Hutan Petungkriyono yang membentang di kaki bukit Pegunungan Slamet termasuk dalam kesatuan pemangkuan hutan (KPH) Pekalongan Timur. Sebagian besar wilayah Petungkriyono berupa hutan, perbukitan luas berselimut rumput dan tegalan sempit. Wilayah Petungkriyono terbagi menjadi 9 desa[2], mulai dari wilayah paling atas pada ketinggian 1.634 meter hingga 500 meter di atas permukaan laut. Sebagian besar wilayah Petungkriyono dikuasai oleh Perhutani, sementara masyarakat hanya mempunyai lahan pertanian yang sempit[3]. Kondisi tersebut berdampak terhadap tingkat kesejahteraan masyarakat yang memaksa masyarakat untuk mencari pekerjaan serabutan selain bertani, termasuk menjarah lahan dan mencuri kayu di hutan negara. Hamparan hutan yang ada di depan mata masyarakat dijadikan sebagai salah satu sumber pendapatan untuk memenuhi kebutuhan keluarga. Tekanan sosial ini berakibat terjadinya kerusakan hutan. Hutan dijadikan sebagai ladang jarahan banyak orang. Para pihak terlibat dalam praktek perusakan hutan negara, baik masyarakat maupun oknum aparat kehutanan.

Rusaknya Hutan

Berdasar status kepemilikannya hutan di Petungkriyono dibedakan menjadi 2, yaitu hutan rakyat dan hutan negara. Hutan rakyat merupakan hutan yang tumbuh di atas tanah milik masyarakat dengan luas minimal 0,25 ha, penutupan tajuk didominasi tanaman perkayuan dengan jumlah tahun pertama minimal 500 batang[4]. Sementara hutan negara memiliki pemahaman sebagai hutan yang tumbuh di atas tanah milik negara yang pengelolaannya untuk di Jawa diserahkan kepada Perhutani. Perhutani membagi hutan negara di Petungkriyono menjadi 3 jenis, yaitu hutan lindung, hutan produksi, dan hutan perketekan[5].

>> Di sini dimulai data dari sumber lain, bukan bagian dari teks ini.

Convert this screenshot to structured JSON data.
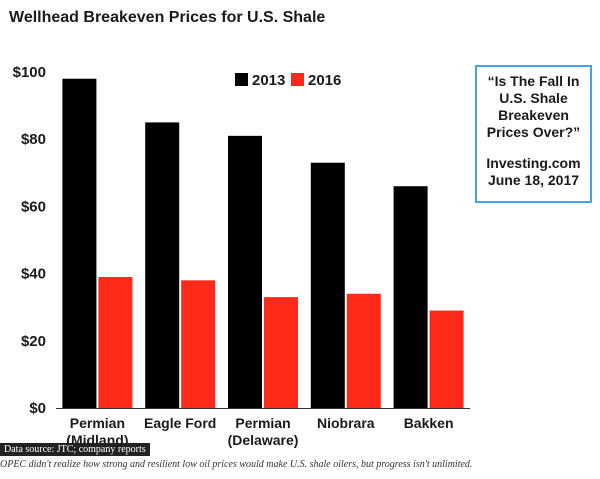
{
  "chart_data": {
    "type": "bar",
    "title": "Wellhead Breakeven Prices for U.S. Shale",
    "categories": [
      [
        "Permian",
        "(Midland)"
      ],
      [
        "Eagle Ford"
      ],
      [
        "Permian",
        "(Delaware)"
      ],
      [
        "Niobrara"
      ],
      [
        "Bakken"
      ]
    ],
    "series": [
      {
        "name": "2013",
        "color": "#000000",
        "values": [
          98,
          85,
          81,
          73,
          66
        ]
      },
      {
        "name": "2016",
        "color": "#ff2a1a",
        "values": [
          39,
          38,
          33,
          34,
          29
        ]
      }
    ],
    "ylim": [
      0,
      100
    ],
    "yticks": [
      0,
      20,
      40,
      60,
      80,
      100
    ],
    "ytick_labels": [
      "$0",
      "$20",
      "$40",
      "$60",
      "$80",
      "$100"
    ],
    "legend_position": "top-center"
  },
  "callout": {
    "quote": "“Is The Fall In U.S. Shale Breakeven Prices Over?”",
    "source": "Investing.com",
    "date": "June 18, 2017"
  },
  "footer": {
    "source_label": "Data source: JTC; company reports",
    "caption": "OPEC didn't realize how strong and resilient low oil prices would make U.S. shale oilers, but progress isn't unlimited."
  }
}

Berkurangnya kayu pinus di hutan produksi, langkanya kayu besar di hutan lindung, dan banjir di kota Pekalongan pada bulan Februari 2002, membuktikan bahwa hutan negara di Petungkriyono mengalami kerusakan. Hutan negara diperebutkan oleh pemerintah daerah, Perhutani, dan masyarakat. Pemerintah kabupaten berpegang pada UU No 22/1999 tentang otonomi daerah, mempunyai wewenang ikut mengurusi, mengelola segala aset ekonomi di daerah termasuk hutan[6]. Keadaan ini membuat pemerintah Kabupaten Pekalongan ingin dilibatkan dalam pengelolaan hutan bersama Perhutani sebagai perusahaan yang beroperasi di daerahnya[7].

Perhutani sebagai perusahaan negara yang secara hukum berkuasa atas hutan keberatan melepaskan haknya. Hutan adalah milik negara, siapa yang berani melanggar aturan akan mendapat sanksi. Pendekatan keamanan untuk menjaga kelestarian hutan lebih diutamakan, meskipun mulai tahun 2001 telah digulirkan program PHBM (Pengelolaan Hutan Bersama Masyarakat) untuk melibatkan masyarakat dalam pengelolaan hutan. Meskipun, dalam implementasi belum berjalan optimal. Terbukti, PHBM masih belum mengakar dan terkesan hanya sebagai lip service saja. Dominasi pengelolaan hutan masih dipegang oleh Perhutani.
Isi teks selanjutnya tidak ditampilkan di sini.